FILE – In this June 28, 2012, file photo U.S. Attorney General Eric Holder speaks in New Orleans at a news conference called to address the bungled gun trafficking program known as Operation Fast and Furious. The Justice Department and a congressional committee now disagree on the pace of their talks to settle a lawsuit over the bungled program. In a joint filing Friday night, March 15, 2013, the House Oversight and Government Reform Committee told the judge in the case that the Justice Department's settlement offer was a "grave disappointment," adding it did not believe that Holder is serious about a settlement. (AP Photo/Bill Haber)
Saturday, March 16, 2013 1:44 pm
Disagreements on Fast and Furious negotiations
By FREDERIC J. FROMMERAssociated Press
In a joint filing Friday night, the House Oversight and Government Reform Committee told the judge in the case that a settlement offer it received from the Justice Department this week was a "grave disappointment" and that a settlement is not possible.
"The parties are very, very far apart," lawyers for the GOP-led committee wrote. "Indeed, they are not even conceptually on the same page. After nearly four months of negotiating in good faith, the committee reluctantly has concluded - principally as a result of the department's settlement document - that the attorney general is not serious about settlement." The committee added that it didn't think court-ordered mediation would help.
President Barack Obama has invoked executive privilege and Attorney General Eric Holder has been found in contempt of the House for refusing to turn over records that might explain what led the Justice Department to reverse course, after initially denying to Congress that federal agents had used a controversial tactic called gun-walking in the failed law enforcement operation.
The department has already turned over 7,600 pages of documents on the operation itself. The continuing dispute is over documents describing how the department responded to the congressional investigation of the operation.

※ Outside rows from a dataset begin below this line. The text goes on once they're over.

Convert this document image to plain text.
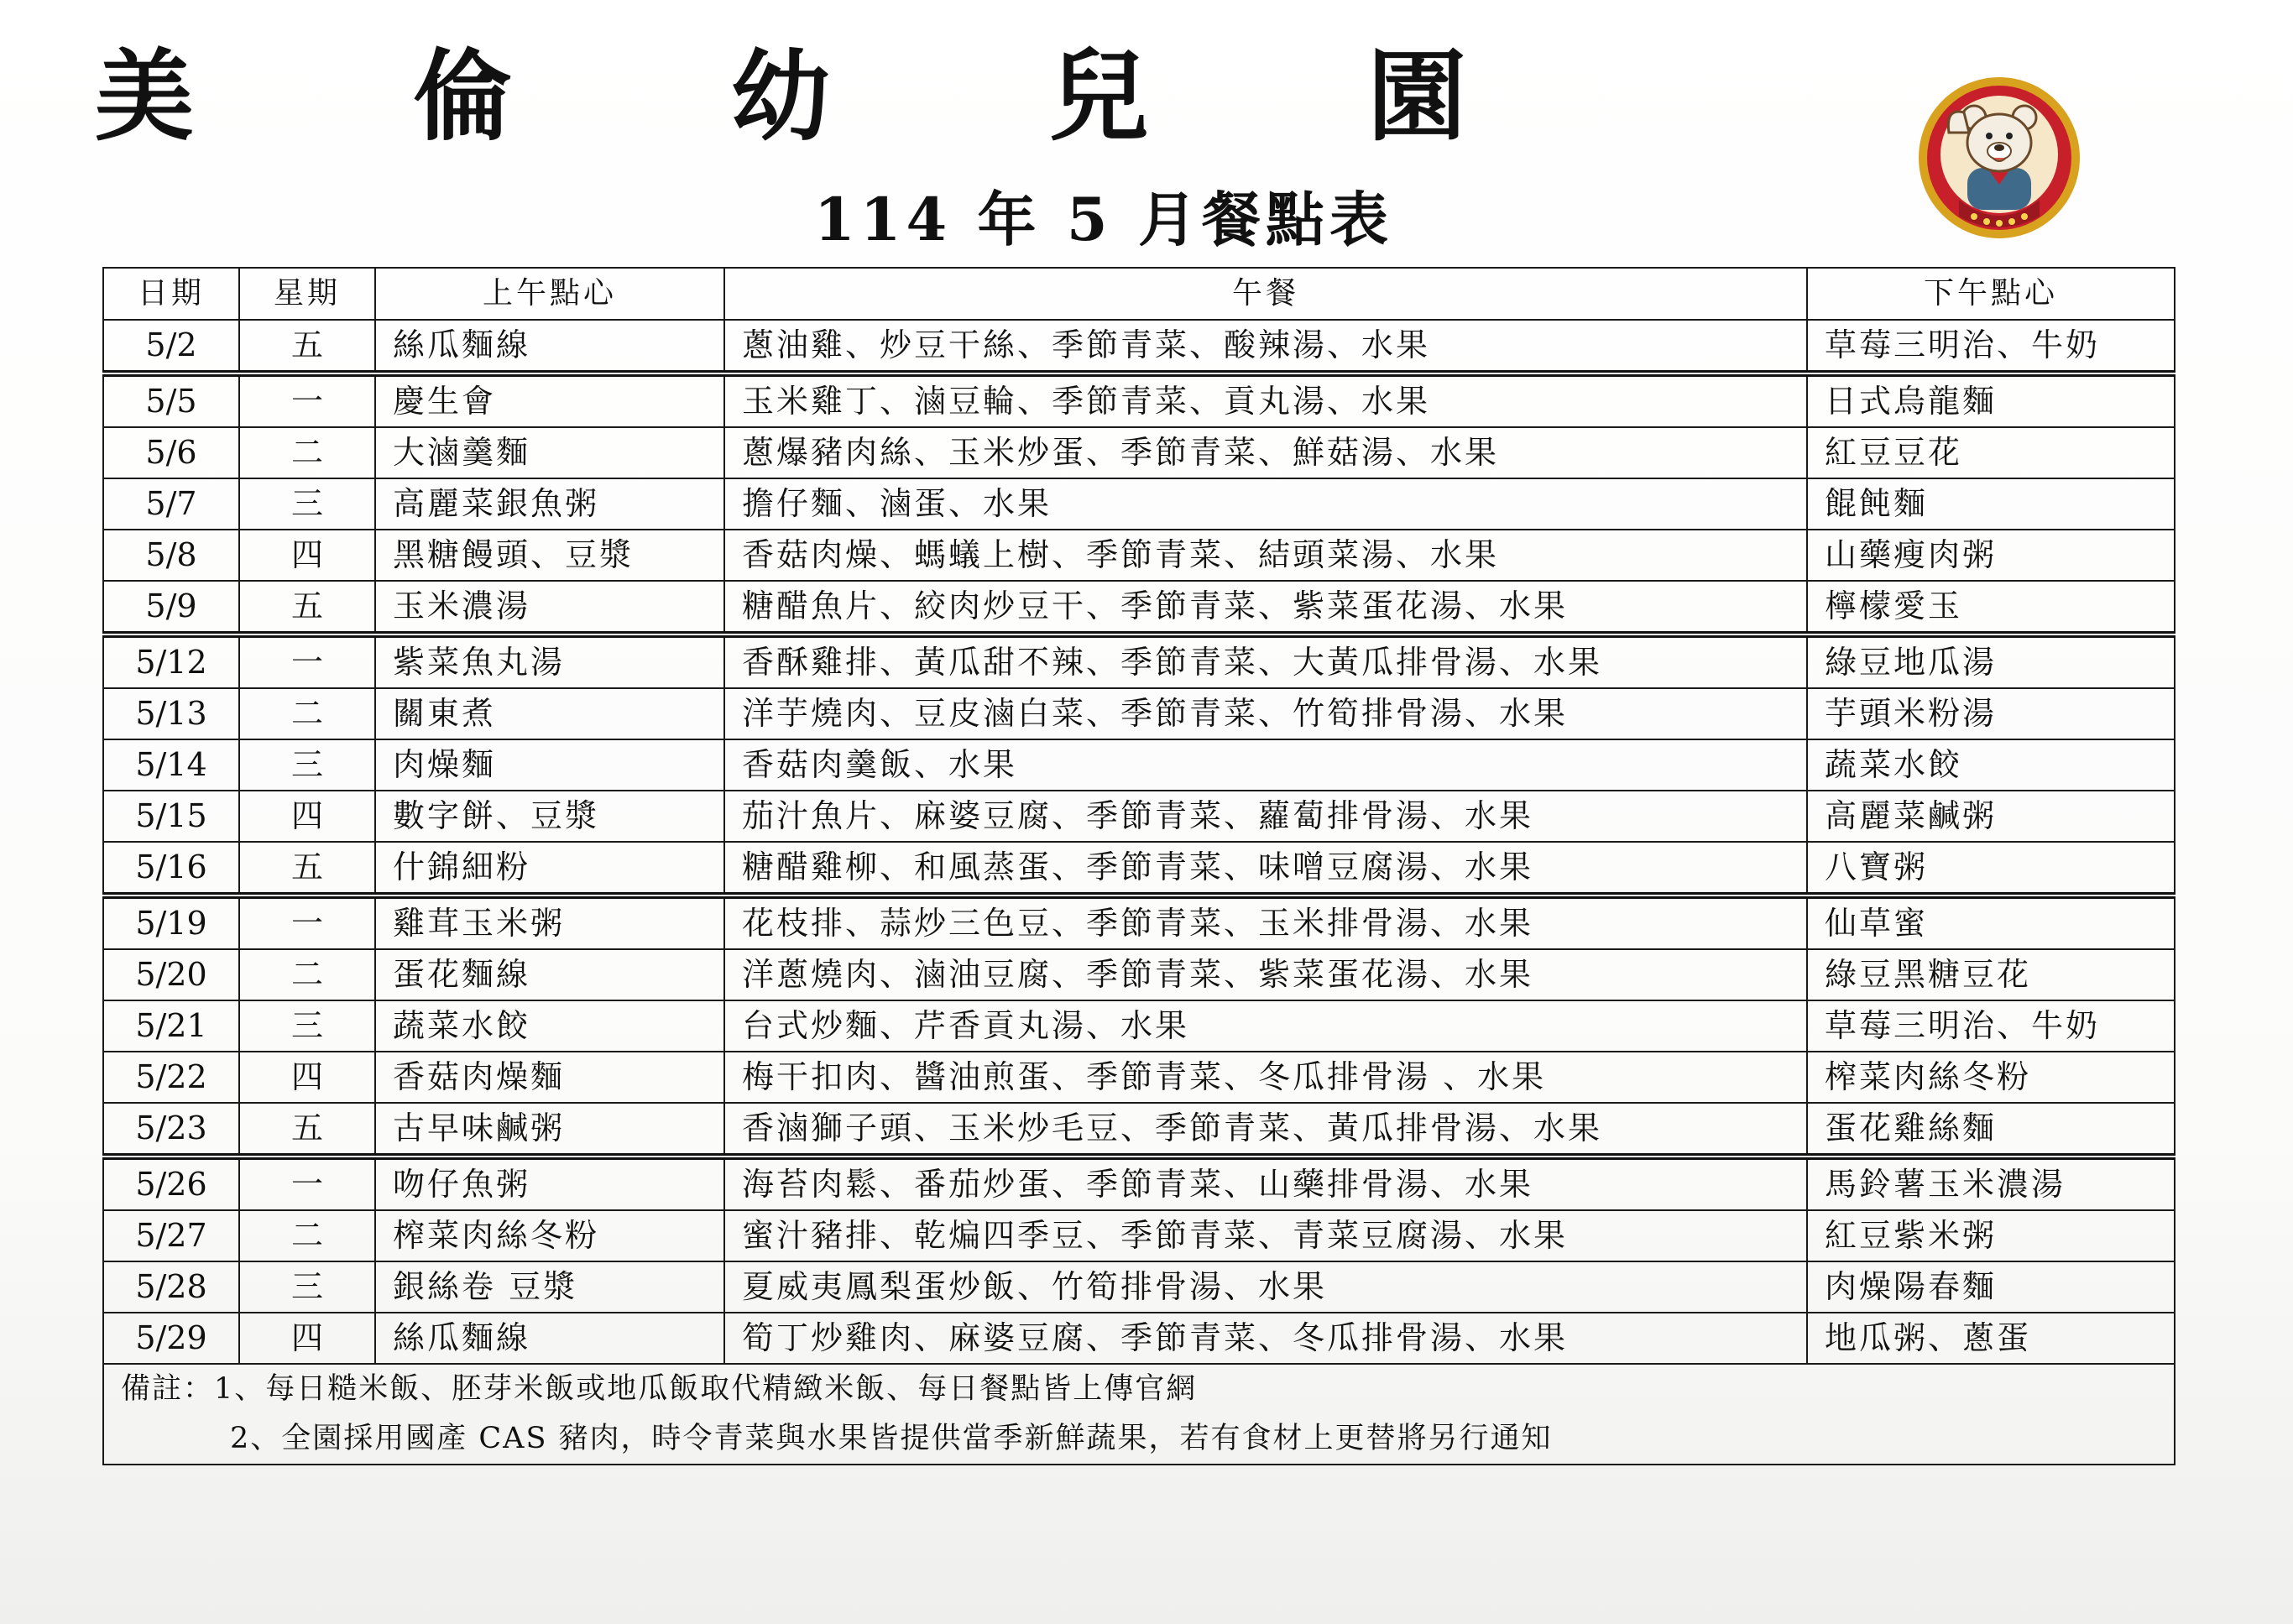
美 倫 幼 兒 園
114 年 5 月餐點表
日期	星期	上午點心	午餐	下午點心
5/2	五	絲瓜麵線	蔥油雞、炒豆干絲、季節青菜、酸辣湯、水果	草莓三明治、牛奶
5/5	一	慶生會	玉米雞丁、滷豆輪、季節青菜、貢丸湯、水果	日式烏龍麵
5/6	二	大滷羹麵	蔥爆豬肉絲、玉米炒蛋、季節青菜、鮮菇湯、水果	紅豆豆花
5/7	三	高麗菜銀魚粥	擔仔麵、滷蛋、水果	餛飩麵
5/8	四	黑糖饅頭、豆漿	香菇肉燥、螞蟻上樹、季節青菜、結頭菜湯、水果	山藥瘦肉粥
5/9	五	玉米濃湯	糖醋魚片、絞肉炒豆干、季節青菜、紫菜蛋花湯、水果	檸檬愛玉
5/12	一	紫菜魚丸湯	香酥雞排、黃瓜甜不辣、季節青菜、大黃瓜排骨湯、水果	綠豆地瓜湯
5/13	二	關東煮	洋芋燒肉、豆皮滷白菜、季節青菜、竹筍排骨湯、水果	芋頭米粉湯
5/14	三	肉燥麵	香菇肉羹飯、水果	蔬菜水餃
5/15	四	數字餅、豆漿	茄汁魚片、麻婆豆腐、季節青菜、蘿蔔排骨湯、水果	高麗菜鹹粥
5/16	五	什錦細粉	糖醋雞柳、和風蒸蛋、季節青菜、味噌豆腐湯、水果	八寶粥
5/19	一	雞茸玉米粥	花枝排、蒜炒三色豆、季節青菜、玉米排骨湯、水果	仙草蜜
5/20	二	蛋花麵線	洋蔥燒肉、滷油豆腐、季節青菜、紫菜蛋花湯、水果	綠豆黑糖豆花
5/21	三	蔬菜水餃	台式炒麵、芹香貢丸湯、水果	草莓三明治、牛奶
5/22	四	香菇肉燥麵	梅干扣肉、醬油煎蛋、季節青菜、冬瓜排骨湯 、水果	榨菜肉絲冬粉
5/23	五	古早味鹹粥	香滷獅子頭、玉米炒毛豆、季節青菜、黃瓜排骨湯、水果	蛋花雞絲麵
5/26	一	吻仔魚粥	海苔肉鬆、番茄炒蛋、季節青菜、山藥排骨湯、水果	馬鈴薯玉米濃湯
5/27	二	榨菜肉絲冬粉	蜜汁豬排、乾煸四季豆、季節青菜、青菜豆腐湯、水果	紅豆紫米粥
5/28	三	銀絲卷 豆漿	夏威夷鳳梨蛋炒飯、竹筍排骨湯、水果	肉燥陽春麵
5/29	四	絲瓜麵線	筍丁炒雞肉、麻婆豆腐、季節青菜、冬瓜排骨湯、水果	地瓜粥、蔥蛋

備註：1、每日糙米飯、胚芽米飯或地瓜飯取代精緻米飯、每日餐點皆上傳官網
2、全園採用國產 CAS 豬肉，時令青菜與水果皆提供當季新鮮蔬果，若有食材上更替將另行通知				
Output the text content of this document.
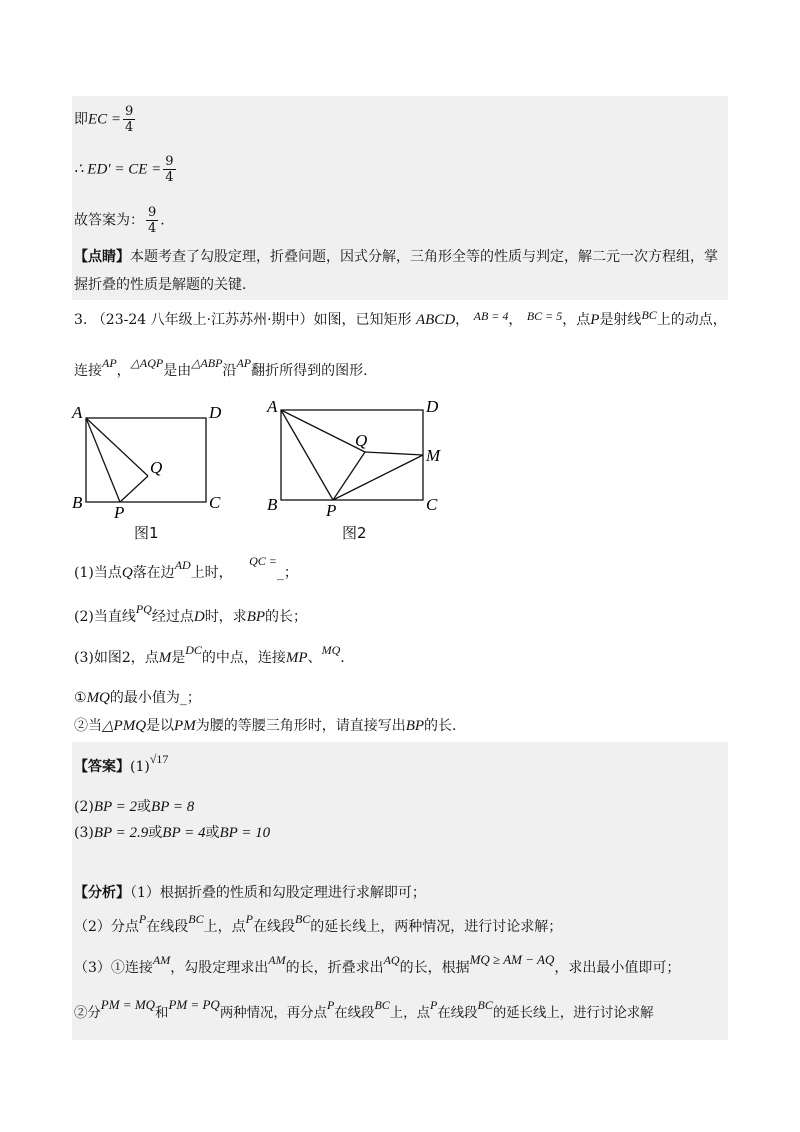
即EC = $\frac{9}{4}$
∴ ED′ = CE = $\frac{9}{4}$
故答案为： $\frac{9}{4}$ .
【点睛】本题考查了勾股定理，折叠问题，因式分解，三角形全等的性质与判定，解二元一次方程组，掌
握折叠的性质是解题的关键.
3. （23-24 八年级上·江苏苏州·期中）如图，已知矩形 ABCD， AB = 4， BC = 5，点P是射线BC上的动点，
连接AP，△AQP是由△ABP沿AP翻折所得到的图形.
A	D
B	C
P
Q
图1
A	D
B	C
P
Q
M
图2
(1)当点Q落在边AD上时， QC =_；
(2)当直线PQ经过点D时，求BP的长；
(3)如图2，点M是DC的中点，连接MP、MQ.
①MQ的最小值为_；
②当△PMQ是以PM为腰的等腰三角形时，请直接写出BP的长.
【答案】(1)√17
(2)BP = 2或BP = 8
(3)BP = 2.9或BP = 4或BP = 10
【分析】（1）根据折叠的性质和勾股定理进行求解即可；
（2）分点P在线段BC上，点P在线段BC的延长线上，两种情况，进行讨论求解；
（3）①连接AM，勾股定理求出AM的长，折叠求出AQ的长，根据MQ ≥ AM − AQ，求出最小值即可；
②分PM = MQ和PM = PQ两种情况，再分点P在线段BC上，点P在线段BC的延长线上，进行讨论求解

In the same filing Friday, the Justice Department said it disagreed with the committee's characterization of the settlement negotiations and that a settlement is still possible.
Without getting into specifics, the department said it "provided a meaningful offer to the committee to produce documents directly responsive to the committee's identified outstanding interests." The department added that mediation by a judge would be helpful.
"Mediation would provide the parties a forum within which to frankly and confidentially present their respective positions before a neutral third party, who could then offer assistance on how to bridge the differences remaining between the parties," the department wrote.
In a January court filing, the Justice Department had reported progress in settlement talks, prompting U.S. District Judge Amy Berman Jackson to postpone a hearing that had been scheduled for the following week. That hearing is scheduled to take place next month.
Since that filing, Holder told ABC News that the contempt voted didn't bother him.
"But I have to tell you that for me to really be affected by what happened, I'd have to have respect for the people who voted in that way," Holder said in the interview last month. "And I didn't, so it didn't have that huge an impact on me."
In a footnote in Friday's filing, the committee wrote that "recent public statements by the attorney general also suggest that he is not interested in compromise," citing the ABC News interview.
Fast and Furious was a flawed gun-tracking investigation focused on Phoenix-area gun shops by the Justice Department's Bureau of Alcohol, Tobacco, Firearms and Explosives. Agents lost track of about 1,400 guns, and two guns in Operation Fast and Furious were found on the U.S. side of the border at the scene of a shooting in which U.S. border agent Brian Terry was killed.